Northern Gaza looks like a parking lot. The Palestinian Red Crescent today said that they are recovering decomposed bodies along Al Rashid Street in Gaza city. Worse, like southern Lebanon, also seeing a pause after months of terrible trauma, there is never going to be a permanent calm or security in Gaza. There will always be fear and the anticipation of when the next missile is coming.

US President Donald Trump’s comments that he will help clean up Gaza by sending them to Egypt or Jordan add to the anxiety and collective trauma that Gaza has already suffered.

And what of Gaza’s future? It’s not surprising that recruitment for Hamas went up during Israel’s brutal assault. Whatever one’s opinion of the group, what better way to grow momentum for a political movement than to see your land stolen, destroyed and your people annihilated? They saw the death of too many children. These societal challenges will be greater than getting electricity and water restored, and hospitals rebuilt.

For the moment, people need the basics. Sam Rose, from UNRWA, the UN-embattled agency for Palestinians, told the BBC earlier this week that aid is flowing in but it only meets the “bare minimums in terms of food, water, blankets, hygiene items. But beyond that, this is a long, long road”.

The one thing I know is that Gazans will rebuild painfully, but quickly. In the many places I have worked, I have never found more steadfast and resilient people than the Palestinians. Surviving a nakba, or catastrophe, several wars and attempts to exterminate them, they have been wounded but never broken.

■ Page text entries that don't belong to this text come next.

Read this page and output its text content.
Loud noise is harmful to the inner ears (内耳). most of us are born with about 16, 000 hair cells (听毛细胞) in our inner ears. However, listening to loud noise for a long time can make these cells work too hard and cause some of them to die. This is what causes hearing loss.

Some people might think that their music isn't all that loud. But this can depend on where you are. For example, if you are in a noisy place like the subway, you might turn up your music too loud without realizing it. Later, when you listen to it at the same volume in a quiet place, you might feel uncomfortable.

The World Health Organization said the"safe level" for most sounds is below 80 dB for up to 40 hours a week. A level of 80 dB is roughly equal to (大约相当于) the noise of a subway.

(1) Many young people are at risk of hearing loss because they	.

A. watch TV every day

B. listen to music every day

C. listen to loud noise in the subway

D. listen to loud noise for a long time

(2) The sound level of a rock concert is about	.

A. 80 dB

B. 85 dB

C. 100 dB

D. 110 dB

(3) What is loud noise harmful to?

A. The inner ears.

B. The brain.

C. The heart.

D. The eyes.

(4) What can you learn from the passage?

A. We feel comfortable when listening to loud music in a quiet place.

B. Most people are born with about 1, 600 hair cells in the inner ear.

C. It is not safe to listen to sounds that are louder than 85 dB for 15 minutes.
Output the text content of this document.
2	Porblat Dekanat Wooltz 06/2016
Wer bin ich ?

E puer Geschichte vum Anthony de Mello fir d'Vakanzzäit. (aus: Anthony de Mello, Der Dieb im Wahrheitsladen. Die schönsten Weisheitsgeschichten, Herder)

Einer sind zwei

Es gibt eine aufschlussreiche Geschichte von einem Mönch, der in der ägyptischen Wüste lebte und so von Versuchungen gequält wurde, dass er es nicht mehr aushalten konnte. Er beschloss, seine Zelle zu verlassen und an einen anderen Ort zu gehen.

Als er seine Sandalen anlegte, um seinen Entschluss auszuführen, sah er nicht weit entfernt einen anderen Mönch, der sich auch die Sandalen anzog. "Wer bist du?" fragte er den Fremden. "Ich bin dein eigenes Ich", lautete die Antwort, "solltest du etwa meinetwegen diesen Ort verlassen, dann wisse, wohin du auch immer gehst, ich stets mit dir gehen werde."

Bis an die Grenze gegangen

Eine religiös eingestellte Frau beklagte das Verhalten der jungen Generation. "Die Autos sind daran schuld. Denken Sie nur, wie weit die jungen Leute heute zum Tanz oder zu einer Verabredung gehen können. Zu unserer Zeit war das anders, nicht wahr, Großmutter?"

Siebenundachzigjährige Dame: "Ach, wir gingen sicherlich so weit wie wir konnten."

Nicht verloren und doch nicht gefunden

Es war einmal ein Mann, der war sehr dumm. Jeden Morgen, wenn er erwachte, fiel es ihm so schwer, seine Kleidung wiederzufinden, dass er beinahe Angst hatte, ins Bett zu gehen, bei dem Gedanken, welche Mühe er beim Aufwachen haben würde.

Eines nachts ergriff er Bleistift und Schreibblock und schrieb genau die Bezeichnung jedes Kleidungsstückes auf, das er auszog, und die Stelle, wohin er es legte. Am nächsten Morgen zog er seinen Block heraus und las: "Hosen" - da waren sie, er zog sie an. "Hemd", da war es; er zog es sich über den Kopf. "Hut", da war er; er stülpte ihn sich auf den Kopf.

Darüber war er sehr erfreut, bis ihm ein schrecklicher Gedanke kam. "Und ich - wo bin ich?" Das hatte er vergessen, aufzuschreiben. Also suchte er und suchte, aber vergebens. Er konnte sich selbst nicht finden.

Education is the core of Palestinian values. They are among the most educated people in the Middle East so schools must be rebuilt because education strengthens society. According to the World Health Organisation, about half the hospitals are out of service and others are only half functioning. Temporary clinics need to be set up immediately to control disease outbreak and malnutrition.

There must also be an immense need for psychological support, but Gaza had excellent mental health facilities. One of the first was set up during the first intifada by the late great psychiatrist Eyad Al Serraj, the Gaza community mental health centre. Juzoor for Health and Social Development is an NGO, providing help to healthcare workers, who witnessed horrors. But similar initiatives must be set up at a grassroots level for community strengthening.

Most of all, the youth will need to be empowered again. During the Israeli-enforced blockade that began in 2006, many young people still found ways to develop and thrive. But without universities and schools, without workspaces and libraries, without electricity, it’s going to be a momentous task. This is another place the international community must focus – to encourage and empower youth.

The UN speculates that Gaza needs $50 billion to rebuild the Strip. Who will do this? Mostly likely key Arab countries. The US is unlikely to supply funds, given last week’s huge cuts of foreign spending at USAID and the freezes at the State Department. The EU will help, so will the Scandinavian countries.

And the Gazans will need a workable government, and partners. The Palestinian Authority has little legitimacy among the people and suffers from mismanagement and corruption. Without a solid government in place to help rebuilding, there will be more chaos.

This is a bittersweet moment. The bombs have momentarily stopped. Fathers who stayed in the north to work as rescue workers or journalists or doctors are hugging their children again as they arrive home. But everyone in Gaza has lost someone or something; everyone is suffering from trauma.

The hallmark of the Palestinian people, however, is that they emerge from tragedies and survive. They have done it before, and they will do it again. But this time, the international community cannot turn its back on them. It must help them to rebuild their ancestral land and to give them back the dignity they have lost.

This time they need, and deserve, our help.